|
What problem are you trying to solve?
Focus on the what and why of the need you have, not the how you'd like it solved.
|
Our service operates under strict operational policies: quarterly maintenance cycles, no scheduled downtime, and an expectation of fully uninterrupted service. Other managed services such as Amazon RDS (Aurora MySQL) or Elastic allow customers to ignore or skip minor patches and apply only major updates in a controlled, non-disruptive manner. In Atlas, however, system-initiated maintenance can still trigger instance restarts or minor version updates that we cannot defer or ignore. Even though these events are designed to be non-disruptive, the resulting failover and alerts cause operational workload, internal escalations, and service reliability concerns.
|
|
What would you like to see happen?
Describe the desired outcome or enhancement.
|
A customer-controlled option to fully skip, defer, or disable maintenance tasks, including minor version patches and system-initiated host updates.
Version-level control, allowing customers to skip specific minor versions or apply updates only during explicitly approved windows.
A strict no-downtime mode, similar to AWS/Aurora’s optional OS/security patch controls, allowing customers to opt out of non-critical maintenance.
|
|
Why is this important to you or your team?
Explain how the request adds value or solves a business need.
|
We run a B2C service that is extremely sensitive to even momentary failovers. Although Atlas maintenance is designed to avoid service interruption, the failovers and CPU spikes during elections still generate alerts at night, requiring manual checks and follow-up actions.
This adds unnecessary operational cost and creates reliability concerns for our service teams.

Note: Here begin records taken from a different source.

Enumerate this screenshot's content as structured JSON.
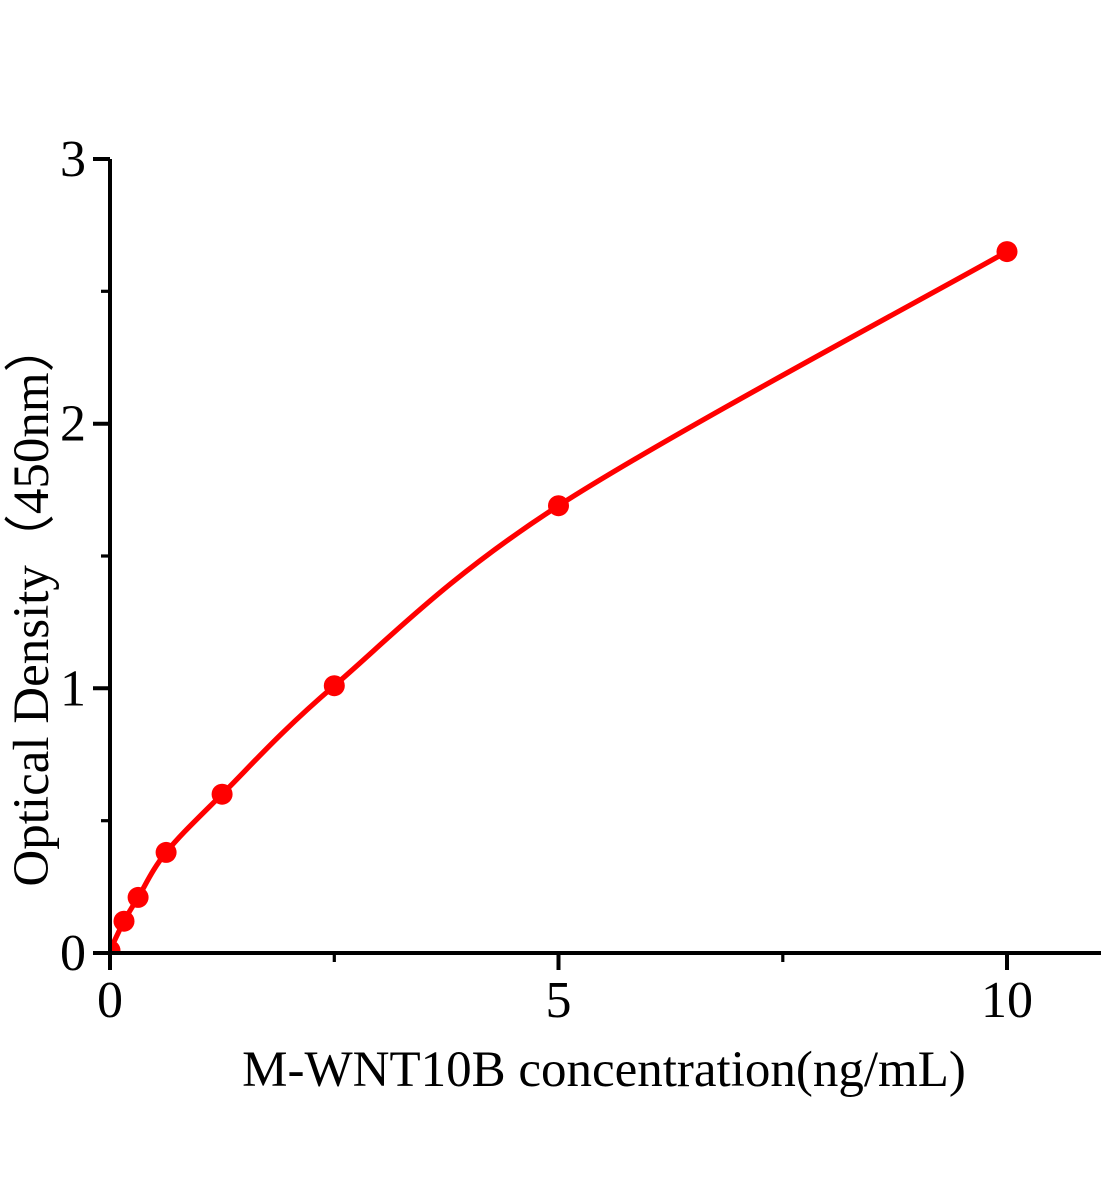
{
  "figure": {
    "background": "#ffffff"
  },
  "chart_data": {
    "type": "scatter",
    "title": "",
    "xlabel": "M-WNT10B concentration(ng/mL)",
    "ylabel": "Optical Density（450nm）",
    "x": [
      0,
      0.156,
      0.313,
      0.625,
      1.25,
      2.5,
      5,
      10
    ],
    "y": [
      0.01,
      0.12,
      0.21,
      0.38,
      0.6,
      1.01,
      1.69,
      2.65
    ],
    "xlim": [
      0,
      11.05
    ],
    "ylim": [
      0,
      3
    ],
    "x_major_ticks": [
      0,
      5,
      10
    ],
    "x_minor_ticks": [
      2.5,
      7.5
    ],
    "x_tick_labels": [
      "0",
      "5",
      "10"
    ],
    "y_major_ticks": [
      0,
      1,
      2,
      3
    ],
    "y_minor_ticks": [
      0.5,
      1.5,
      2.5
    ],
    "y_tick_labels": [
      "0",
      "1",
      "2",
      "3"
    ],
    "grid": false,
    "legend": "none",
    "curve_style": "smooth",
    "line_color": "#ff0000",
    "marker_color": "#ff0000",
    "marker_shape": "circle",
    "axis_color": "#000000",
    "text_color": "#000000"
  }
}
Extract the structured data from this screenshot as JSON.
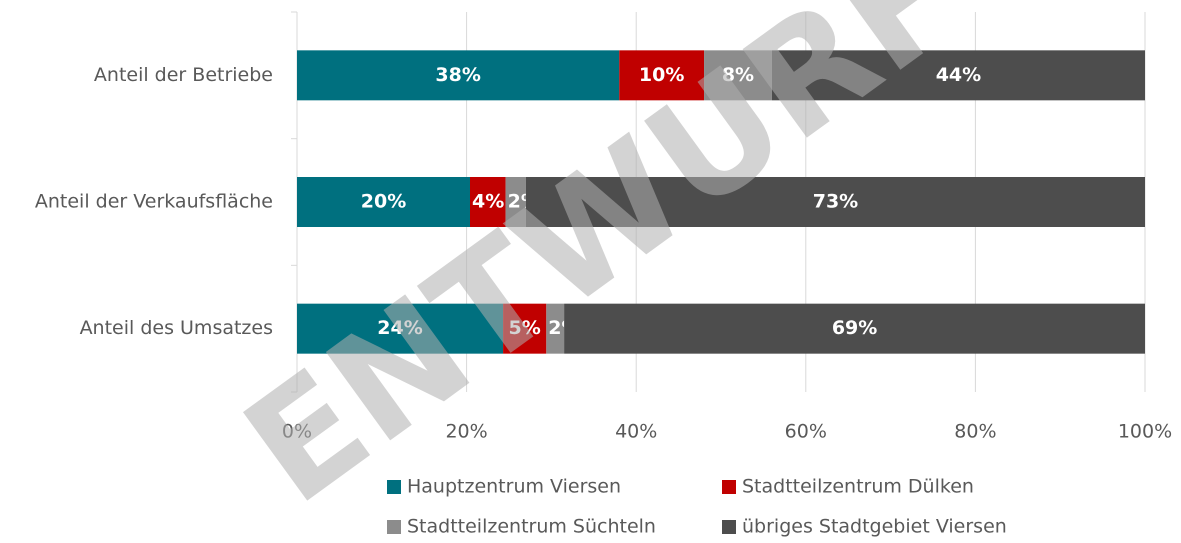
{
  "chart_data": {
    "type": "stacked_bar_horizontal",
    "watermark": "ENTWURF",
    "categories": [
      "Anteil der Betriebe",
      "Anteil der Verkaufsfläche",
      "Anteil des Umsatzes"
    ],
    "series": [
      {
        "name": "Hauptzentrum Viersen",
        "color": "#00707f",
        "values": [
          38,
          20.4,
          24.3
        ],
        "value_labels": [
          "38%",
          "20%",
          "24%"
        ]
      },
      {
        "name": "Stadtteilzentrum Dülken",
        "color": "#c00000",
        "values": [
          10,
          4.2,
          5.1
        ],
        "value_labels": [
          "10%",
          "4%",
          "5%"
        ]
      },
      {
        "name": "Stadtteilzentrum Süchteln",
        "color": "#8c8c8c",
        "values": [
          8,
          2.4,
          2.1
        ],
        "value_labels": [
          "8%",
          "2%",
          "2%"
        ]
      },
      {
        "name": "übriges Stadtgebiet Viersen",
        "color": "#4d4d4d",
        "values": [
          44,
          73,
          68.5
        ],
        "value_labels": [
          "44%",
          "73%",
          "69%"
        ]
      }
    ],
    "xlim": [
      0,
      100
    ],
    "xticks": [
      {
        "value": 0,
        "label": "0%"
      },
      {
        "value": 20,
        "label": "20%"
      },
      {
        "value": 40,
        "label": "40%"
      },
      {
        "value": 60,
        "label": "60%"
      },
      {
        "value": 80,
        "label": "80%"
      },
      {
        "value": 100,
        "label": "100%"
      }
    ],
    "grid": true,
    "legend": "bottom"
  }
}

If unplanned maintenance continues, it may become a barrier to expanding Atlas adoption across more services, despite our willingness to grow usage.
|
What steps, if any, are you taking today to manage this problem? |
Currently, we manage the issue by:
Conducting service health checks after every maintenance event
Responding to nighttime alerts caused by instance restarts
Manually verifying stability after minor version changes
Control the maintenance and requiring no-downtime operation policies internally
|
This is a critical matter that significantly impacts our credibility with users. It also imposes a substantial operational burden, as it requires follow-up actions from our Developer, DBA, Product, and CS teams, leading to unavoidable extra operational resource drain.